Control in 2015 is not photos and other artifacts kept in a safe deposit box somewhere. Wick sets on fire a church vault, destroying the leverage the mafioso don held over the elites of the city. This is a lie. Control today is digital. Control is the NSA facility in Utah, and other locations, where our every text, phone call, email, blog post, financial transaction, and GPS location is tracked, catalogued, profiled, and permanently warehoused. Select agencies and corporations hold the keys to every human beings' mobile device, cell phone, and computer. They, literally, can track your every movement and thought in real time. Software and hardware manufacturers cannot operate now without creating intentional "defects" in their technology for the elites of this growing fascist control system to exploit. This is the end of privacy and the end of human freedom. This can and will end badly.

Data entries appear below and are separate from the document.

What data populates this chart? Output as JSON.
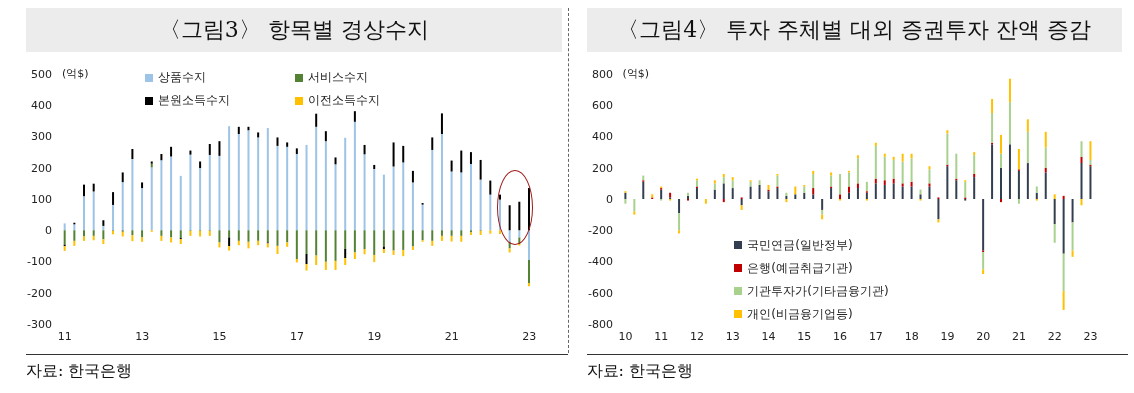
{
  "chart_data": [
    {
      "type": "bar",
      "title": "〈그림3〉 항목별 경상수지",
      "ylabel": "(억$)",
      "stacked": true,
      "legend": "top",
      "categories": [
        "11",
        null,
        null,
        null,
        null,
        null,
        null,
        null,
        "13",
        null,
        null,
        null,
        null,
        null,
        null,
        null,
        "15",
        null,
        null,
        null,
        null,
        null,
        null,
        null,
        "17",
        null,
        null,
        null,
        null,
        null,
        null,
        null,
        "19",
        null,
        null,
        null,
        null,
        null,
        null,
        null,
        "21",
        null,
        null,
        null,
        null,
        null,
        null,
        null,
        "23"
      ],
      "ylim": [
        -300,
        500
      ],
      "yticks": [
        -300,
        -200,
        -100,
        0,
        100,
        200,
        300,
        400,
        500
      ],
      "series": [
        {
          "name": "상품수지",
          "color": "#9dc3e6",
          "values": [
            22,
            19,
            109,
            124,
            14,
            81,
            154,
            228,
            135,
            201,
            224,
            236,
            174,
            242,
            199,
            241,
            238,
            333,
            308,
            320,
            297,
            327,
            270,
            267,
            244,
            273,
            331,
            285,
            211,
            296,
            347,
            243,
            196,
            178,
            204,
            217,
            153,
            82,
            257,
            308,
            188,
            185,
            212,
            162,
            114,
            98,
            -37,
            -23,
            -95
          ]
        },
        {
          "name": "서비스수지",
          "color": "#548235",
          "values": [
            -46,
            -34,
            -20,
            -18,
            -29,
            -2,
            -5,
            -16,
            -23,
            12,
            -18,
            -23,
            -25,
            -2,
            -2,
            -2,
            -39,
            -23,
            -34,
            -37,
            -34,
            -39,
            -50,
            -39,
            -92,
            -76,
            -81,
            -101,
            -98,
            -60,
            -71,
            -60,
            -79,
            -52,
            -65,
            -63,
            -52,
            -32,
            -34,
            -18,
            -18,
            -18,
            -7,
            -2,
            0,
            0,
            -21,
            -21,
            -74
          ]
        },
        {
          "name": "본원소득수지",
          "color": "#000000",
          "values": [
            -5,
            5,
            37,
            25,
            18,
            41,
            31,
            32,
            18,
            7,
            20,
            31,
            -3,
            13,
            21,
            35,
            47,
            -28,
            23,
            11,
            16,
            -3,
            27,
            14,
            18,
            -32,
            42,
            32,
            22,
            -29,
            34,
            30,
            13,
            -8,
            77,
            53,
            37,
            5,
            40,
            66,
            35,
            70,
            38,
            63,
            45,
            16,
            80,
            91,
            135
          ]
        },
        {
          "name": "이전소득수지",
          "color": "#ffc000",
          "values": [
            -15,
            -16,
            -14,
            -14,
            -15,
            -11,
            -15,
            -19,
            -14,
            -5,
            -16,
            -16,
            -16,
            -16,
            -18,
            -16,
            -16,
            -14,
            -14,
            -21,
            -14,
            -13,
            -26,
            -14,
            -11,
            -21,
            -30,
            -26,
            -29,
            -22,
            -21,
            -17,
            -23,
            -13,
            -14,
            -20,
            -11,
            -5,
            -16,
            -16,
            -18,
            -19,
            -8,
            -13,
            -11,
            -12,
            -13,
            -5,
            -10
          ]
        }
      ],
      "annotations": [
        "자료: 한국은행"
      ]
    },
    {
      "type": "bar",
      "title": "〈그림4〉 투자 주체별 대외 증권투자 잔액 증감",
      "ylabel": "(억$)",
      "stacked": true,
      "legend": "bottom left",
      "categories": [
        "10",
        null,
        null,
        null,
        "11",
        null,
        null,
        null,
        "12",
        null,
        null,
        null,
        "13",
        null,
        null,
        null,
        "14",
        null,
        null,
        null,
        "15",
        null,
        null,
        null,
        "16",
        null,
        null,
        null,
        "17",
        null,
        null,
        null,
        "18",
        null,
        null,
        null,
        "19",
        null,
        null,
        null,
        "20",
        null,
        null,
        null,
        "21",
        null,
        null,
        null,
        "22",
        null,
        null,
        null,
        "23"
      ],
      "ylim": [
        -800,
        800
      ],
      "yticks": [
        -800,
        -600,
        -400,
        -200,
        0,
        200,
        400,
        600,
        800
      ],
      "series": [
        {
          "name": "국민연금(일반정부)",
          "color": "#333f50",
          "values": [
            40,
            0,
            110,
            0,
            60,
            10,
            -90,
            20,
            70,
            0,
            60,
            100,
            70,
            -40,
            80,
            90,
            50,
            70,
            20,
            30,
            40,
            30,
            -70,
            70,
            0,
            40,
            70,
            40,
            100,
            90,
            100,
            80,
            80,
            30,
            80,
            -130,
            210,
            120,
            -10,
            140,
            -330,
            350,
            200,
            350,
            180,
            230,
            40,
            170,
            -160,
            -350,
            -150,
            230,
            210
          ]
        },
        {
          "name": "은행(예금취급기관)",
          "color": "#c00000",
          "values": [
            0,
            0,
            10,
            10,
            10,
            30,
            0,
            -10,
            10,
            0,
            0,
            -20,
            0,
            10,
            0,
            0,
            10,
            10,
            0,
            0,
            0,
            40,
            0,
            10,
            30,
            40,
            30,
            10,
            30,
            30,
            30,
            20,
            30,
            0,
            20,
            10,
            10,
            10,
            10,
            20,
            -10,
            10,
            -20,
            0,
            10,
            0,
            0,
            30,
            0,
            20,
            0,
            40,
            10
          ]
        },
        {
          "name": "기관투자가(기타금융기관)",
          "color": "#a9d18e",
          "values": [
            -30,
            -80,
            30,
            0,
            -10,
            0,
            -110,
            20,
            40,
            0,
            40,
            40,
            50,
            0,
            30,
            30,
            0,
            70,
            20,
            0,
            40,
            90,
            -30,
            70,
            130,
            90,
            160,
            60,
            210,
            150,
            120,
            140,
            150,
            30,
            90,
            0,
            200,
            160,
            100,
            120,
            -110,
            190,
            90,
            270,
            -30,
            200,
            40,
            130,
            -120,
            -240,
            -180,
            100,
            30
          ]
        },
        {
          "name": "개인(비금융기업등)",
          "color": "#ffc000",
          "values": [
            10,
            -20,
            0,
            20,
            10,
            -10,
            -20,
            0,
            10,
            -30,
            20,
            20,
            20,
            -30,
            10,
            0,
            30,
            10,
            -20,
            50,
            10,
            20,
            -30,
            20,
            -10,
            10,
            20,
            -10,
            20,
            20,
            20,
            50,
            30,
            -10,
            20,
            -20,
            20,
            0,
            10,
            20,
            -30,
            90,
            120,
            150,
            130,
            80,
            -10,
            100,
            30,
            -120,
            -40,
            -40,
            120
          ]
        }
      ],
      "annotations": [
        "자료: 한국은행"
      ]
    }
  ]
}
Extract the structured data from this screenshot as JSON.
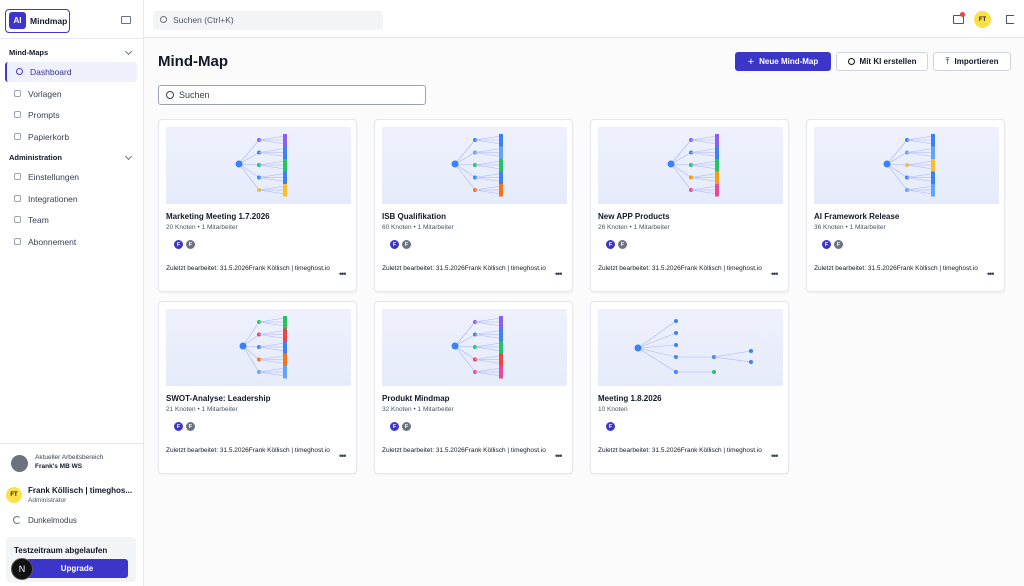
{
  "sidebar": {
    "logo": "AI",
    "app_name": "Mindmap",
    "sections": [
      {
        "title": "Mind-Maps",
        "items": [
          "Dashboard",
          "Vorlagen",
          "Prompts",
          "Papierkorb"
        ]
      },
      {
        "title": "Administration",
        "items": [
          "Einstellungen",
          "Integrationen",
          "Team",
          "Abonnement"
        ]
      }
    ],
    "workspace_label": "Aktueller Arbeitsbereich",
    "workspace_name": "Frank's MB WS",
    "user_initials": "FT",
    "user_name": "Frank Köllisch | timeghos...",
    "user_role": "Administrator",
    "dark_mode": "Dunkelmodus",
    "trial_title": "Testzeitraum abgelaufen",
    "upgrade": "Upgrade",
    "badge": "N"
  },
  "topbar": {
    "search": "Suchen (Ctrl+K)",
    "avatar": "FT"
  },
  "main": {
    "title": "Mind-Map",
    "buttons": [
      "Neue Mind-Map",
      "Mit KI erstellen",
      "Importieren"
    ],
    "search": "Suchen",
    "cards": [
      {
        "title": "Marketing Meeting 1.7.2026",
        "meta": "20 Knoten • 1 Mitarbeiter",
        "avatars": [
          "F",
          "F"
        ],
        "edited": "Zuletzt bearbeitet: 31.5.2026Frank Köllisch | timeghost.io"
      },
      {
        "title": "ISB Qualifikation",
        "meta": "60 Knoten • 1 Mitarbeiter",
        "avatars": [
          "F",
          "F"
        ],
        "edited": "Zuletzt bearbeitet: 31.5.2026Frank Köllisch | timeghost.io"
      },
      {
        "title": "New APP Products",
        "meta": "26 Knoten • 1 Mitarbeiter",
        "avatars": [
          "F",
          "F"
        ],
        "edited": "Zuletzt bearbeitet: 31.5.2026Frank Köllisch | timeghost.io"
      },
      {
        "title": "AI Framework Release",
        "meta": "36 Knoten • 1 Mitarbeiter",
        "avatars": [
          "F",
          "F"
        ],
        "edited": "Zuletzt bearbeitet: 31.5.2026Frank Köllisch | timeghost.io"
      },
      {
        "title": "SWOT-Analyse: Leadership",
        "meta": "21 Knoten • 1 Mitarbeiter",
        "avatars": [
          "F",
          "F"
        ],
        "edited": "Zuletzt bearbeitet: 31.5.2026Frank Köllisch | timeghost.io"
      },
      {
        "title": "Produkt Mindmap",
        "meta": "32 Knoten • 1 Mitarbeiter",
        "avatars": [
          "F",
          "F"
        ],
        "edited": "Zuletzt bearbeitet: 31.5.2026Frank Köllisch | timeghost.io"
      },
      {
        "title": "Meeting 1.8.2026",
        "meta": "10 Knoten",
        "avatars": [
          "F"
        ],
        "edited": "Zuletzt bearbeitet: 31.5.2026Frank Köllisch | timeghost.io"
      }
    ]
  }
}
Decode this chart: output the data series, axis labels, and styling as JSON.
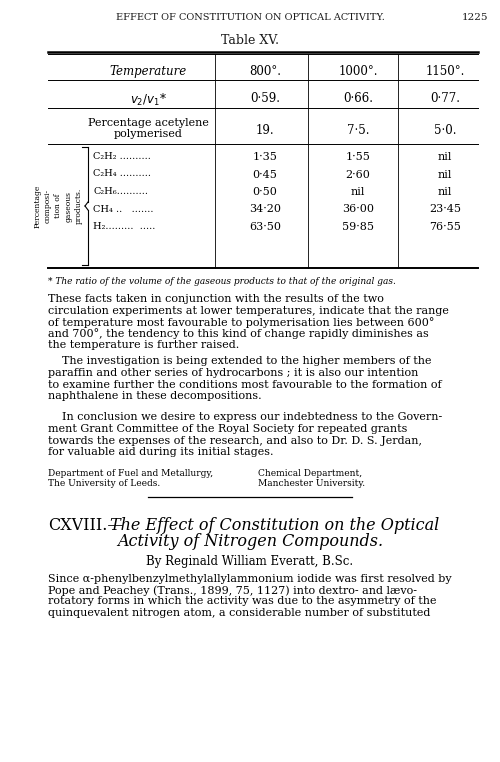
{
  "bg_color": "#ffffff",
  "text_color": "#1a1a1a",
  "page_width": 5.0,
  "page_height": 7.62,
  "header_text": "EFFECT OF CONSTITUTION ON OPTICAL ACTIVITY.",
  "page_number": "1225",
  "table_title": "Table XV.",
  "col_headers": [
    "Temperature",
    "800°.",
    "1000°.",
    "1150°."
  ],
  "row1_label": "v₂/v₁*",
  "row1_vals": [
    "0·59.",
    "0·66.",
    "0·77."
  ],
  "row2_label1": "Percentage acetylene",
  "row2_label2": "polymerised",
  "row2_vals": [
    "19.",
    "7·5.",
    "5·0."
  ],
  "rotated_label_lines": [
    "Percentage",
    "composi-",
    "tion of",
    "gaseous",
    "products."
  ],
  "chemicals": [
    "C₂H₂ ..........",
    "C₂H₄ ..........",
    "C₂H₆..........",
    "CH₄ ..   .......",
    "H₂.........  ....."
  ],
  "col_800": [
    "1·35",
    "0·45",
    "0·50",
    "34·20",
    "63·50"
  ],
  "col_1000": [
    "1·55",
    "2·60",
    "nil",
    "36·00",
    "59·85"
  ],
  "col_1150": [
    "nil",
    "nil",
    "nil",
    "23·45",
    "76·55"
  ],
  "footnote": "* The ratio of the volume of the gaseous products to that of the original gas.",
  "p1_lines": [
    "These facts taken in conjunction with the results of the two",
    "circulation experiments at lower temperatures, indicate that the range",
    "of temperature most favourable to polymerisation lies between 600°",
    "and 700°, the tendency to this kind of change rapidly diminishes as",
    "the temperature is further raised."
  ],
  "p2_lines": [
    "    The investigation is being extended to the higher members of the",
    "paraffin and other series of hydrocarbons ; it is also our intention",
    "to examine further the conditions most favourable to the formation of",
    "naphthalene in these decompositions."
  ],
  "p3_lines": [
    "    In conclusion we desire to express our indebtedness to the Govern-",
    "ment Grant Committee of the Royal Society for repeated grants",
    "towards the expenses of the research, and also to Dr. D. S. Jerdan,",
    "for valuable aid during its initial stages."
  ],
  "dept_left1": "Department of Fuel and Metallurgy,",
  "dept_left2": "The University of Leeds.",
  "dept_right1": "Chemical Department,",
  "dept_right2": "Manchester University.",
  "section_roman": "CXVIII.—",
  "section_italic": "The Effect of Constitution on the Optical",
  "section_italic2": "Activity of Nitrogen Compounds.",
  "author_line": "By Reginald William Everatt, B.Sc.",
  "body_lines": [
    "Since α-phenylbenzylmethylallylammonium iodide was first resolved by",
    "Pope and Peachey (Trans., 1899, 75, 1127) into dextro- and lævo-",
    "rotatory forms in which the activity was due to the asymmetry of the",
    "quinquevalent nitrogen atom, a considerable number of substituted"
  ]
}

That it is the individual, alone and unaided, who is to bring justice to the world, is another canard. Yes, people need to be self-reliant and strong. But in order to effect change, especially in the large, complex social systems of the 21st century, individuals must band together and cooperate in order to effectively assert their interests. As with all these lone-wolf, vigilante-justice, the-group-is-bad-the-individual-is-good movies that I watch,Wick acted alone. Sure, Willem Defoe's character, another contract killer, turns on his employer and assists Wick, but basically Wick was on his own. As long as Hollywood hypes this violent self-reliance motif, Washington, D.C., the City of London, and the planet's oligarchical power structure will have nothing to fear. There will never be effective mobilization of the citizenry to bring about positive political and economic change.
Returning to my initial dis-ease with the film, "John Wick" is just another tiring repeat of people -- mostly men -- solving problems through violence. It seems that Hollywood has a limited imagination when it comes to conflict resolution. This stunting of our moral capacity is intentional. Anyone who has seen war knows that it is a hateful activity and that civilized people should take up arms only as a last resort, for example, in the case of self-defense as the founders of our Constitutional republic intended over 200 years ago. Bloodshed should not be engaged merely to assert economic or political advantage. On the other hand, humanity must not be conditioned to become eunach sheep unwilling to defend their own self-interests. Tyrants are encouraged by another's meekness and submission. Appeals to conscience or reason are ineffective. Tyrants must be dealt with in a manner they understand.
Lastly, in "John Wick" it is clear that criminals run New York City. I would argue that the same can be said of Washington, D.C. The ignorant may believe that there exists a virtuous struggle in the halls of power -- a contest over who or which party can deliver the greatest good to the public. But in actuality, by and large, it is just political theater over which group of sociopaths gets to control the levers of power and dominate the bottom 99%.
Notes:
EnergyEnhancement.org loves John Wick. Apparently, there is some symbolism that escaped me and that, in the view of its author, redeems the movie. The page is overwhelming, visually and intellectually, like digital shaktipat. Just be careful. There is a lot of good stuff there. But like they say about rat poison, it's the 5% tha is bad stuff that will kill you.